Indocalamus tessellatus spreads widely and forms rather untidy mounds, with the culms being weighed down by the very large foliage leaf blades.
Bambusa tessellata was described from unusually large tessellate bamboo leaves wrapping tea from China, with no type material preserved. Nine years later Munro (1877) considered that leaves of a rare bamboo in Europe, published without description as Bambusa ragamowski by nurseryman George Wheeler in 1876, represented his species, B. tessellata, having the same large size, tessellation and hairs. Leaves used for packaging tea were later preserved at Kew (Brown 1889), and both Munro and Brown were convinced that they were the same species as Bambusa ragamowski. Rightly or wrongly the name B. tessellata has been applied to that bamboo in cultivation ever since, with description expanded by Mitford (1896) and Bean (1914), illustration by Bean (1894), and typification by material from a flowering cultivated plant.
Wheeler (1876) explained how it was first grown as a species of Arundo, an understandable mistake at that time, and that he had obtained it from Aylmer Bourke Lambert.
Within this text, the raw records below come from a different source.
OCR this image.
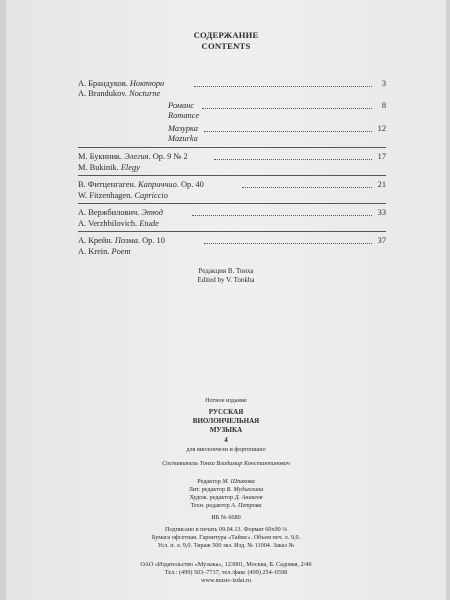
СОДЕРЖАНИЕ
CONTENTS
А. Брандуков. Ноктюрн	3
A. Brandukov. Nocturne
Романс	8
Romance
Мазурка	12
Mazurka
М. Букиник. Элегия. Op. 9 № 2	17
M. Bukinik. Elegy
В. Фитценгаген. Каприччио. Op. 40	21
W. Fitzenhagen. Capriccio
А. Вержбилович. Этюд	33
A. Verzhbilovich. Etude
А. Крейн. Поэма. Op. 10	37
A. Krein. Poem
Редакция В. Тонха
Edited by V. Tonkha
Нотное издание
РУССКАЯ
ВИОЛОНЧЕЛЬНАЯ
МУЗЫКА
4
для виолончели и фортепиано
Составитель Тонха Владимир Константинович
Редактор М. Шпакова
Лит. редактор В. Мудьюгина
Худож. редактор Д. Аникеев
Техн. редактор А. Петрова
ИБ № 6680
Подписано в печать 09.04.13. Формат 60x90 ⅛
Бумага офсетная. Гарнитура «Таймс». Объем печ. л. 9,0.
Усл. п. л. 9,0. Тираж 500 экз. Изд. № 11004. Заказ №
ОАО «Издательство «Музыка», 123001, Москва, Б. Садовая, 2/46
Тел.: (499) 503–7737, тел./факс (499) 254–6598
www.music-izdat.ru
He recalled that Lambert had grown it: “under the name (given verbally) of Arundo Ragamowskii, so the orthography may not be quite correct”. Lambert had died in 1842 and bamboos take a few years to be established, divided, and passed on. From the name Ragamowskii I suspect that Lambert may well have obtained his plant from the collection of Count Alexei Kirillovich Razumovsky (1748–1822) at his Gorenka estate near Moscow. It was not included in the last catalogue of plants there (Fischer 1812), which did include 12 species of Arundo (as well as the description of a new genus of bamboo). Razumovsky left the estate in 1818, so it would have been acquired from China between 1812 & 1818. At that time plants could generally only be introduced from coastal port areas of E China, especially those around Canton.